GE will have the right to remove the Manager for breach of the MSA, fraud, gross negligence or willful misconduct or breach by ARC of the LLC Agreement or related agreements.

•       

Buyer shall reimburse GE for its reasonable overhead (as evidenced by reasonable documentation) in connection with services provided by GE to the Buyer in an amount not to exceed $20,000 per month.

•       

Manager shall provide the following to ARC and GE:

•       

unaudited quarterly financial statements within 50 days after the end of the each quarter and audited annual financials within 80 days after the end of the fiscal year;

•       

at Buyer’s expense, all other information and data with respect to Buyer and each of its subsidiaries as from time to time may be reasonably requested by any such Investor without creating an undue burden on Buyer

•       

monthly reports containing key operating and financial metrics and variance to approved budget within 10 days after the end of such month (or (i) within 25 days after the end of such month, if such month is a quarter-ending month of Arc, and (ii) within 30 days after the end of such month, if such month is a year-ending month of Arc).
Preemptive Rights

•       

In the event Buyer seeks to raise additional equity capital (which shall require the unanimous consent of the Members), each of the parties will have the right to participate, on a pro rata basis, based on their then fully-diluted ownership of Buyer
Transfer Restrictions

•       

Following the Closing, no transfer of equity interests in Buyer will be permitted by Arc without the prior consent of GE. In all cases, the transfer by GE of its equity interests in Buyer must be subject to compliance with the ROFO described below.

•       

If and to the extent GE has a regulatory issue, meaning any set of facts or circumstances in which the ownership by GE of the acquired interest gives rise to a material violation of applicable law that is not capable of being cured within a reasonable period of time without undue harm or further liability to GE as a result of such violation, or gives rise to a reasonable belief by GE (based upon advice of counsel having requisite experience in such matters) that such violation will arise, or gives rise to a requirement under applicable law, including banking regulations and applicable securities laws, that such acquired interests be transferred to a third party, then GE shall be permitted to transfer the ownership interest to an unaffiliated transferee (other than a transferee that is a “material competitor” or “material customer” (in each case as defined in the LLC Agreement) of ARC or a subsidiary thereof, unless ARC shall have otherwise consented).
ROFO

•       

Limited Liability Company Agreement will contain customary rights of first offer with respect to any sale or transfer of equity interests in Buyer by GE (other than sales or transfers by either GE to its respective affiliates).

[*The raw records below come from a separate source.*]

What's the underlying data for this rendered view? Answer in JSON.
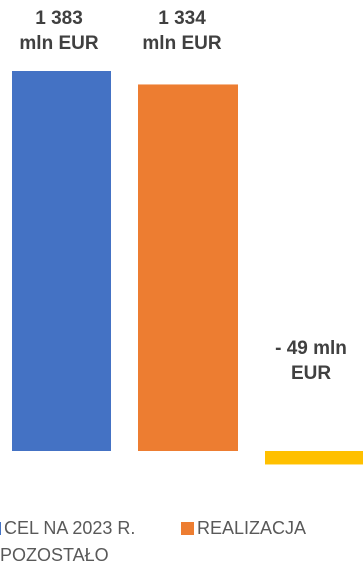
{
  "chart_data": {
    "type": "bar",
    "categories": [
      "CEL NA 2023 R.",
      "REALIZACJA",
      "POZOSTAŁO"
    ],
    "values": [
      1383,
      1334,
      -49
    ],
    "unit": "mln EUR",
    "data_labels": [
      [
        "1 383",
        "mln EUR"
      ],
      [
        "1 334",
        "mln EUR"
      ],
      [
        "- 49 mln",
        "EUR"
      ]
    ],
    "colors": [
      "#4472C4",
      "#ED7D31",
      "#FFC000"
    ],
    "legend": {
      "position": "bottom",
      "entries": [
        {
          "label": "CEL NA 2023 R.",
          "color": "#4472C4"
        },
        {
          "label": "REALIZACJA",
          "color": "#ED7D31"
        },
        {
          "label": "POZOSTAŁO",
          "color": "#FFC000"
        }
      ]
    },
    "grid": false
  }
}
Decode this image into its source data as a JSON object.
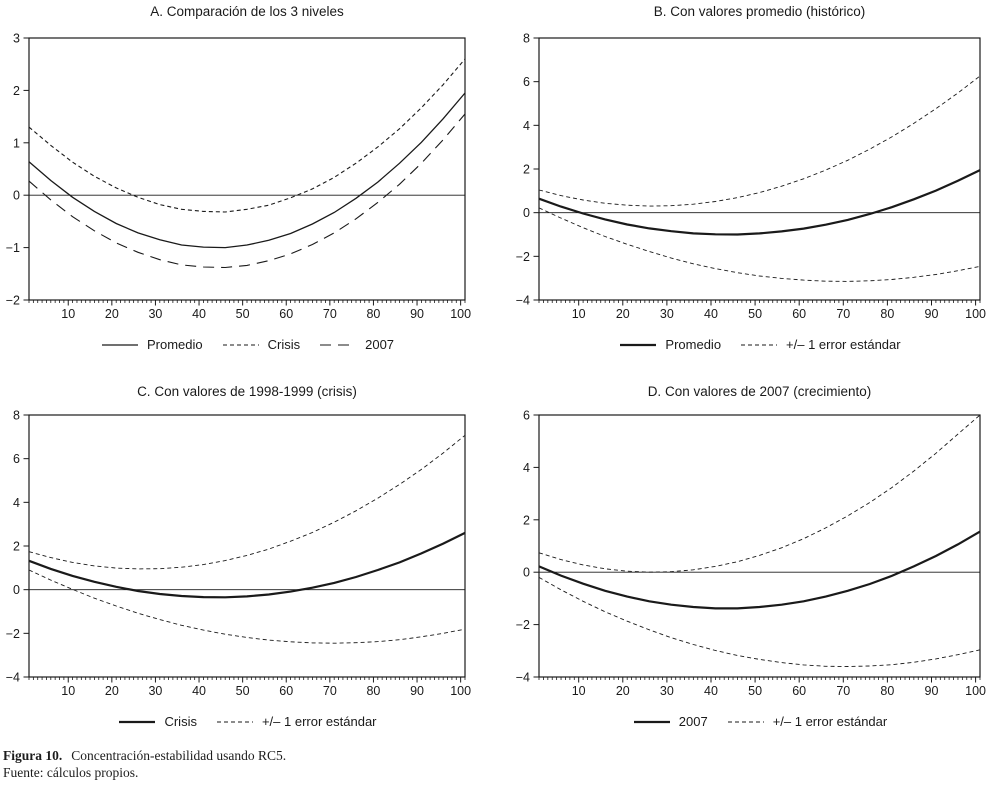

Agreement will also address indirect transfers (i.e. transfers to affiliates with subsequent change of control).

•       

GE will notify Arc of its intent to sell. Arc will have the right to provide a price within 30-days, after which GE will have 30 days to accept or reject; if GE rejects, GE will have 180-days to sell to a third-party at a higher price (other than to a third party that is a “material competitor” or “material customer” (in each case as defined in the LLC Agreement) of ARC or a subsidiary thereof, unless ARC shall have otherwise consented).

 

19


Regulatory Compliance; Certain Duties

•       

GE reserves the right to share financial information with governmental authorities without regard to confidentiality restrictions.

•       

The LLC Agreement will contain a waiver of fiduciary duties and corporate opportunities for GE and Arc when acting in their capacities as members.
Tax Matters

•       

Buyer shall be treated as a partnership for U. S. federal income tax purposes (and applicable state and local tax jurisdictions that follow the treatment of Buyer as a partnership).

•       

Buyer shall maintain capital accounts in compliance with Treas. Reg. § 1.704-1(b). Liquidating distributions shall be made (after paying off creditors) in accordance with the distribution waterfall (i.e., 40% and 60% for GE and Arc, respectively).

•       

After giving effect to certain special allocations, net profits and net losses generally shall be allocated, for all tax purposes including the calculation of capital accounts of the members, in accordance with the distribution waterfall (i.e. 40% and 60% for GE and ARC, respectively). Loss allocations shall be limited to the extent they would cause a member to have a capital account deficit. Certain special allocations may be required, inter alia, if a member has a capital account deficit.

•       

Arc shall be the tax matters partner.